Antes de Auto-Rádio (2015) – no qual deixa cair o primeiro nome, aqui regressado – antes de se estrear nos discos próprios em 2012, com The Imaginary Life of Rosemary and Me, e ainda antes de colaborar atrás ou à frente da cortina com nomes como B Fachada, Minta & The Book Trout ou You Can’t Win Charlie Brown, Benjamim trocou por momentos o sol de Lisboa pelo frio de Londres, vivendo como técnico de som em concertos e ocasional escritor de canções suas. Foi aqui que travou conhecimento com o local Barnaby Keen, também ele músico e produtor, e começaram a partilhar cantigas e palavras, do inglês ao português, que Keen aprendera numa fugida para o Brasil numa perseguição apaixonada. Quem lhe escutasse o português abrasileirado e lhe visse o coração amolecido mais facilmente o chamaria carioca do que londrino.

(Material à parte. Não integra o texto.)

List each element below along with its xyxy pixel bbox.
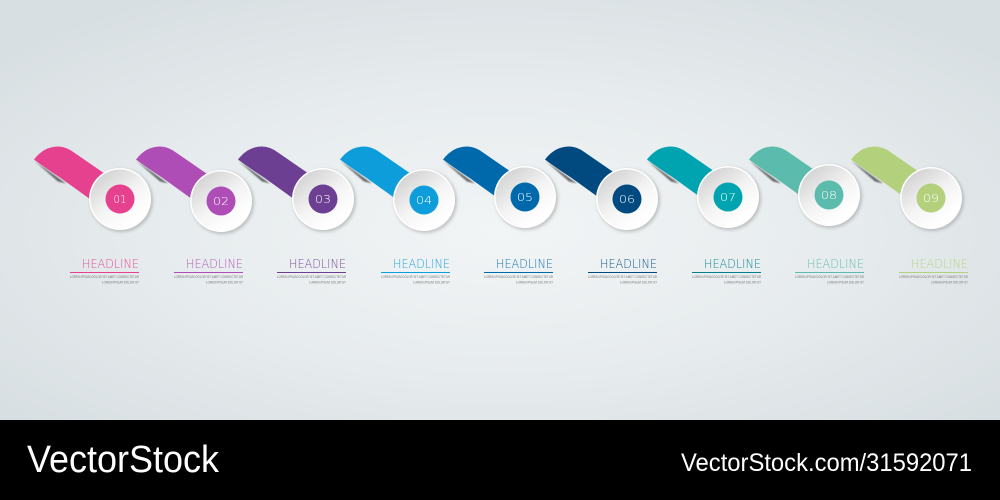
step 06 (545, 146, 660, 232)
step 01 (34, 146, 153, 232)
ribbon 09 (851, 146, 941, 214)
number 03: 03 (315, 193, 331, 206)
headline 08: LOREM IPSUM DOLOR SIT AMET CONSECTETUR (795, 275, 864, 279)
disc 03 (292, 168, 356, 232)
headline 09: LOREM IPSUM DOLOR SIT AMET CONSECTETUR (899, 275, 968, 279)
number 07: 07 (720, 191, 736, 204)
headline 05: LOREM IPSUM DOLOR ST (516, 280, 553, 284)
headline 07 (692, 257, 761, 284)
ribbon 07 (647, 146, 737, 214)
number 06: 06 (619, 193, 635, 206)
headline 09 (899, 257, 968, 284)
headline 04: HEADLINE (393, 257, 450, 271)
ribbon 08 (749, 146, 839, 214)
headline 07: LOREM IPSUM DOLOR ST (724, 280, 761, 284)
headline 01: LOREM IPSUM DOLOR SIT AMET CONSECTETUR (70, 275, 139, 279)
headline 07: LOREM IPSUM DOLOR SIT AMET CONSECTETUR (692, 275, 761, 279)
headline 03: LOREM IPSUM DOLOR SIT AMET CONSECTETUR (277, 275, 346, 279)
disc 07 (697, 166, 761, 230)
headline 02: LOREM IPSUM DOLOR ST (206, 280, 243, 284)
disc 02 (190, 170, 254, 234)
headline 01: HEADLINE (82, 257, 139, 271)
number 01: 01 (114, 193, 126, 206)
headline 06: HEADLINE (600, 257, 657, 271)
watermark logo text: VectorStock (27, 439, 220, 481)
disc 05 (494, 166, 558, 230)
headline 05 (484, 257, 553, 284)
ribbon 05 (443, 146, 533, 214)
ribbon 04 (340, 146, 430, 214)
number 08: 08 (821, 189, 837, 202)
step 08 (749, 146, 862, 228)
headline 03: HEADLINE (289, 257, 346, 271)
step 03 (238, 146, 356, 232)
headline 02: LOREM IPSUM DOLOR SIT AMET CONSECTETUR (174, 275, 243, 279)
headline 04: LOREM IPSUM DOLOR ST (413, 280, 450, 284)
headline 08: HEADLINE (807, 257, 864, 271)
disc 01 (89, 168, 153, 232)
headline 04 (381, 257, 450, 284)
ribbon 01 (34, 146, 124, 214)
number 09: 09 (923, 192, 939, 205)
step 05 (443, 146, 558, 230)
step 07 (647, 146, 761, 230)
headline 07: HEADLINE (704, 257, 761, 271)
ribbon 06 (545, 146, 635, 214)
watermark bar (0, 420, 1000, 500)
headline 09: HEADLINE (911, 257, 968, 271)
number 05: 05 (517, 191, 533, 204)
step 09 (851, 146, 964, 231)
headline 05: LOREM IPSUM DOLOR SIT AMET CONSECTETUR (484, 275, 553, 279)
headline 08: LOREM IPSUM DOLOR ST (827, 280, 864, 284)
disc 09 (900, 167, 964, 231)
headline 06 (588, 257, 657, 284)
headline 02: HEADLINE (186, 257, 243, 271)
headline 01 (70, 257, 139, 284)
ribbon 02 (136, 146, 226, 214)
headline 09: LOREM IPSUM DOLOR ST (931, 280, 968, 284)
headline 08 (795, 257, 864, 284)
headline 04: LOREM IPSUM DOLOR SIT AMET CONSECTETUR (381, 275, 450, 279)
disc 08 (798, 164, 862, 228)
headline 02 (174, 257, 243, 284)
headline 06: LOREM IPSUM DOLOR SIT AMET CONSECTETUR (588, 275, 657, 279)
headline 06: LOREM IPSUM DOLOR ST (620, 280, 657, 284)
headline 01: LOREM IPSUM DOLOR ST (102, 280, 139, 284)
disc 04 (393, 169, 457, 233)
step 02 (136, 146, 254, 234)
headline 05: HEADLINE (496, 257, 553, 271)
headline 03: LOREM IPSUM DOLOR ST (309, 280, 346, 284)
disc 06 (596, 168, 660, 232)
number 04: 04 (416, 194, 432, 207)
number 02: 02 (213, 195, 229, 208)
ribbon 03 (238, 146, 328, 214)
watermark image id: VectorStock.com/31592071 (681, 449, 972, 477)
step 04 (340, 146, 457, 233)
headline 03 (277, 257, 346, 284)
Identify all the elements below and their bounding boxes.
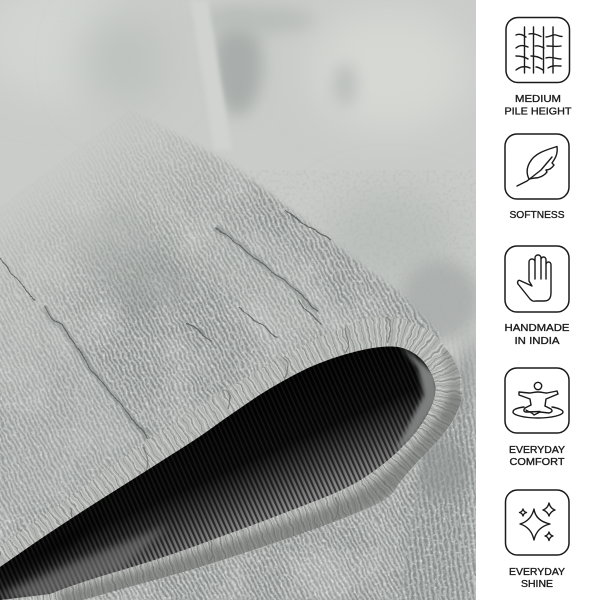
label: softness: SOFTNESS [510,209,564,221]
blurred background of rug [0,0,480,600]
rug surface in foreground floor [100,336,476,600]
label: everyday comfort [509,444,565,468]
icon: meditating figure [505,368,569,433]
icon: sparkles [506,490,569,555]
label: everyday shine [509,566,565,590]
feature: softness [505,134,569,221]
label: everyday comfort: COMFORT [510,456,565,468]
underside of rug (dark ribbed interior) [0,345,438,600]
label: everyday shine: SHINE [521,578,553,590]
feature: medium pile height [504,18,572,118]
icon: raised hand [505,246,569,312]
icon: pile height weave [506,18,570,82]
label: everyday comfort: EVERYDAY [509,444,565,456]
rug photograph [0,0,480,600]
label: everyday shine: EVERYDAY [509,566,565,578]
feature: everyday comfort [505,368,569,468]
icon: feather [505,134,569,199]
top face of rolled rug with carved ribs [0,123,442,600]
label: handmade in India: IN INDIA [514,335,560,347]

Foi Construção, de Chico, o amor em comum que aproximou os músicos, que lançam agora o álbum 1986, um álbum bilingue e multi-instrumental, tributo ao ano em que nasceram ainda sem se conhecer, a Chico, à língua universal da música. Nele, encontramos oito canções de pop orelhuda que se ouve da mesma forma em Londres ou em Lisboa, percebendo ou não o que canta ora Benjamim, ora Keen, pintadas com as mais diversas influências, desde o rock direto dos anglo-americanos (como o balanço despreocupado da bateria e da flauta de “Warm Blood”, que abre o disco) ao samba descalço dos brasileiros (no fundo de “Dança com os Tubarões”, a cuíca brincalhona remete-nos imediatamente para o álbum de Chico que veio a unir os dois músicos). Em “Terra Firme”, os versos melancólicos e desapegados na voz suave de Benjamin (“ao acordar / mais valia flutuar / que esses dias tão dormentes / e és só sobrevivente / do azar) trazem à recordação um B Fachada da década passada (de quem Benjamim é amigo e frequente colaborador). É um disco que bebe um pouco de todos os copos à mesa, a agulha que injeta no prato um pouco de Lisboa, um pouco de Londres e um pouco mais de tudo o resto.
Por isso, faz apenas sentido que este álbum de oito cantigas de braços esticados, por entre um mar que parece encolhido, tenha conhecido os ouvidos do público no Festival Músicas do Mundo em Sines, no mês passado. Afinal de contas, é um álbum que, apesar de nascido em Lisboa, talvez fosse embrião num apartamento Londrino há meia-dúzia de anos. Ou, só talvez, uma parte dele já viesse de boleia, escondida num bolso da bagageira, em 1971, no álbum de canções exiladas de Chico Buarque, mesmo muito antes de 1986. Há coisas que já estão escritas antes de sequer as lermos.